The skill outlines model definitions, container setup, and query patterns for SwiftData (iOS 17+) and the persistent stack, contexts, and controllers for Core Data. It describes when to use view contexts versus background contexts, how to perform migrations and batch operations, and which APIs to prefer for efficient list updates and change tracking. Anti-patterns and merge policy advice reduce data corruption and UI stalls.

When to use it

  • New SwiftUI apps on iOS 17+ that can adopt SwiftData and @Model annotations.
  • Existing apps using Core Data that require robust context and migration management.
  • Features that import large datasets or perform heavy I/O and must avoid blocking the main thread.
  • List-driven UIs that need efficient change tracking and incremental updates.
  • Apps requiring safe background writes, conflict resolution, or batch cleanup tasks.

Best practices

  • Use @Model and ModelContainer for SwiftData; inject the container into the SwiftUI environment.
  • Initialize NSPersistentContainer in a dedicated PersistenceController; separate viewContext and background contexts.
  • Run heavy imports and batch operations on private contexts; call context.perform { } to access managed objects on their queue.
  • Prefer NSFetchedResultsController for UITableView/UICollectionView list syncing and @Query for SwiftUI Views.
  • Always define migration strategy: lightweight migrations for minor changes and versioned models for complex schema changes.
  • Avoid string-based predicates and manual keys; prefer KeyPaths or generated helpers and set explicit mergePolicy to resolve conflicts.

Example use cases

  • A SwiftUI app using SwiftData for lightweight local storage with declarative @Query lists.
  • A legacy Core Data app adding a large CSV import executed on a background context with NSBatchInsert.
  • A chat app that needs conflict resolution and merge policies when syncing remote updates into the local store.
  • A data-heavy feed that uses NSFetchedResultsController to keep a table view responsive during frequent updates.
  • Migration workflows where schema changes are first attempted as lightweight migrations and escalated to versioned migrations when needed.

FAQ

When should I choose SwiftData over Core Data?

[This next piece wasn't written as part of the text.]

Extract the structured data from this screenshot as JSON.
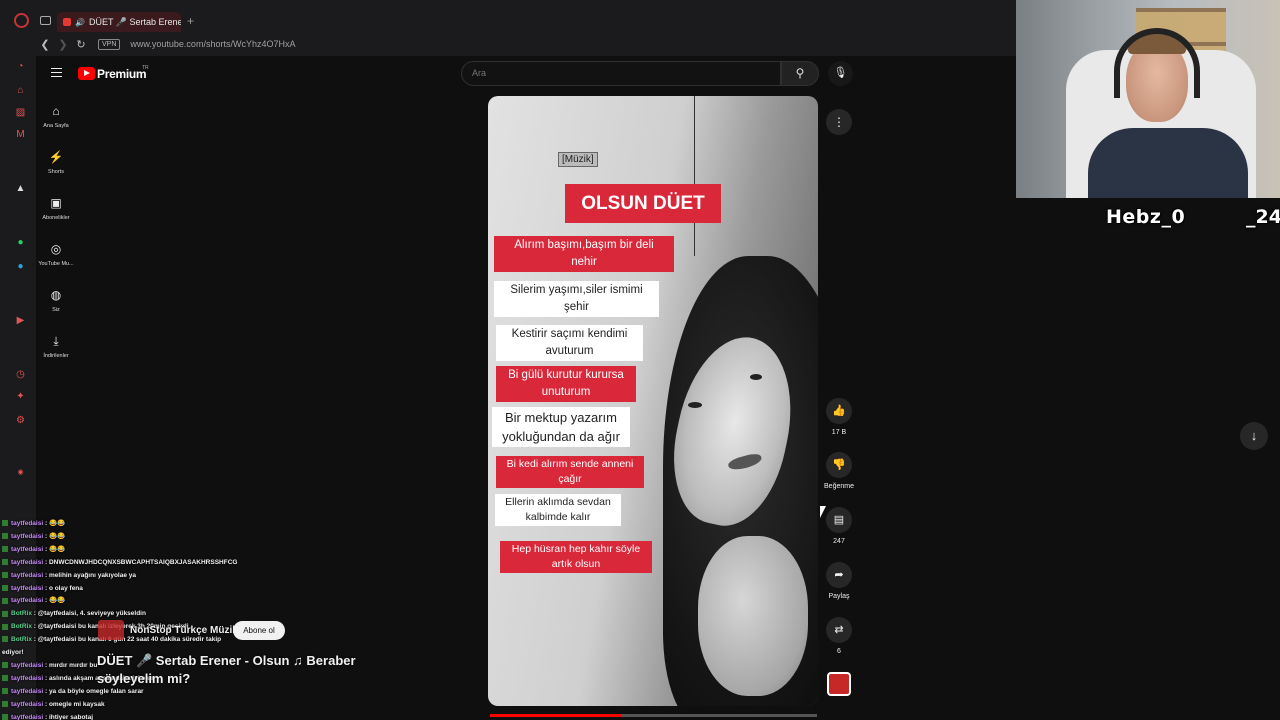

Prefer SwiftData for new SwiftUI-first apps on iOS 17+ for simpler models and @Query integration; keep Core Data for mature projects with existing models or when you need advanced Cocoa interoperability.

How do I avoid UI freezes during large imports?

Perform imports on a private background context or use NSBatchInsert/NSBatchUpdate/NSBatchDelete. Never run heavy I/O on viewContext or the main thread.

What mergePolicy should I use?

Set an explicit mergePolicy (for example, mergeByPropertyObjectTrump) appropriate to your conflict model, and test resolution paths under concurrent writes.